The Era of Facebook Is an Anomaly
An anonymous reader writes "Speaking to The Verge, author and Microsoft Researcher Danah Boyd put words to a feeling I've had about Facebook and other social networking sites for a while, now: 'The era of Facebook is an anomaly.' She continues, 'The idea of everybody going to one site is just weird. Give me one other part of history where everybody shows up to the same social space. Fragmentation is a more natural state of being. Is your social dynamic interest-driven or is it friendship-driven? Are you going there because there's this place where other folks are really into anime, or is this the place you're going because it's where your pals from school are hanging out? That first [question] is a driving function.' Personally, I hope this idea continues to propagate — it's always seemed odd that our social network identities are locked into certain websites. Imagine being a Comcast customer and being unable to email somebody using Time Warner, or a T-Mobile subscriber who can't call somebody who's on Verizon. Why do we allow this with our social networks?"
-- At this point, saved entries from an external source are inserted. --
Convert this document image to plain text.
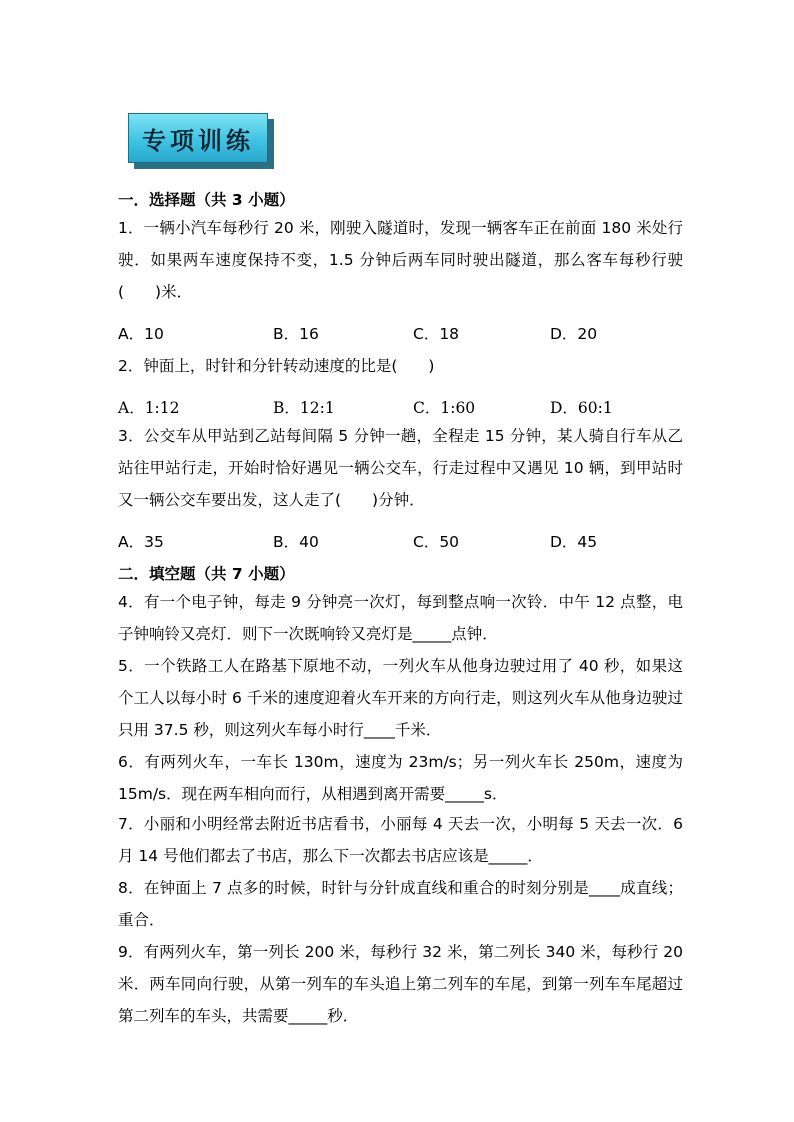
专项训练
一．选择题（共 3 小题）
1．一辆小汽车每秒行 20 米，刚驶入隧道时，发现一辆客车正在前面 180 米处行驶．如果两车速度保持不变，1.5 分钟后两车同时驶出隧道，那么客车每秒行驶(　　)米．
A．10	B．16	C．18	D．20
2．钟面上，时针和分针转动速度的比是(　　)
A．1:12	B．12:1	C．1:60	D．60:1
3．公交车从甲站到乙站每间隔 5 分钟一趟，全程走 15 分钟，某人骑自行车从乙站往甲站行走，开始时恰好遇见一辆公交车，行走过程中又遇见 10 辆，到甲站时又一辆公交车要出发，这人走了(　　)分钟．
A．35	B．40	C．50	D．45
二．填空题（共 7 小题）
4．有一个电子钟，每走 9 分钟亮一次灯，每到整点响一次铃．中午 12 点整，电子钟响铃又亮灯．则下一次既响铃又亮灯是_____点钟．
5．一个铁路工人在路基下原地不动，一列火车从他身边驶过用了 40 秒，如果这个工人以每小时 6 千米的速度迎着火车开来的方向行走，则这列火车从他身边驶过只用 37.5 秒，则这列火车每小时行____千米．
6．有两列火车，一车长 130m，速度为 23m/s；另一列火车长 250m，速度为 15m/s．现在两车相向而行，从相遇到离开需要_____s．
7．小丽和小明经常去附近书店看书，小丽每 4 天去一次，小明每 5 天去一次．6 月 14 号他们都去了书店，那么下一次都去书店应该是_____．
8．在钟面上 7 点多的时候，时针与分针成直线和重合的时刻分别是____成直线；重合．
9．有两列火车，第一列长 200 米，每秒行 32 米，第二列长 340 米，每秒行 20 米．两车同向行驶，从第一列车的车头追上第二列车的车尾，到第一列车车尾超过第二列车的车头，共需要_____秒．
"None ever used this thing that wasn't available before, therefore (loads of rationalizations)"
A strange game. The only winning move is not to play.
Phone system?
-Dave
Facebook is not a place that everyone goes to. It is merely a hosting platform where people create zillions (of partially overlapping) "places" that they go to. Those millions of people are not on your Friends list. Facebook is millions of "places", not one. (However, George Takei's page is indeed the one single place in the world where everyone goes. But just for his stuff; nobody reads the comments.) As for Facebook "bombarding your news feed with useless information 24x7", ummm, that doesn't happen to me. Get a life?
>"author and Microsoft Researcher Danah Boyd [...] Imagine being a Comcast customer and being unable to email somebody using Time Warner, or a T-Mobile subscriber who can't call somebody who's on Verizon. Why do we allow this with our social networks?"
That's a good question, Ms. "Microsoft researcher". Perhaps you can imagine a world where people can exchange documents freely and accurately without proprietary software like MS-Word. Or a world where consumers can put any OS they want on any computer without MS working with vendors to try and block them at the BIOS level. Or imagine people sharing calendar events easily without using MS's Exchange/Outlook formats. MS tried to hijack the web with IE (and did so successfully for years), and lied about their competitors to prevent diversity, locked out vendors from including Linux or other FOSS on machines, corrupted exported filters to make sure files to/from competitors would be partially broken. And the list goes on and on. Microsoft has been responsible for more lock-in and anti-compatibility than any other tech company, so perhaps I find it ironic that someone from Microsoft would ask us to imagine any kind of world of incompatibility.
> by leaving your comfort zone.
How is socializing with other members of your faith leaving your comfort zone? Church IS your comfort zone. So is the marketplace where you gather with FRIENDS.
>The real anomaly is in the walls that keep us from knowing each other.
Like the one that surrounds facebook, and the walls within facebook that prevent certain interactions between its members.
Two words: Network effects.
Facebook succeeds not because it's anything special, but because a critical mass of the population uses it, and each person can independently decide the shape of their "community". If I meet someone new in the real world, and want to keep up with what's going on in their life, odds are we're both on Facebook. Nobody else offers that. A new competitor could start that was 100x better than Facebook in every technological way, but until they reached a critical mass of users nobody would care.
--- Most topics have many sides worth arguing, allow me to take one opposite you.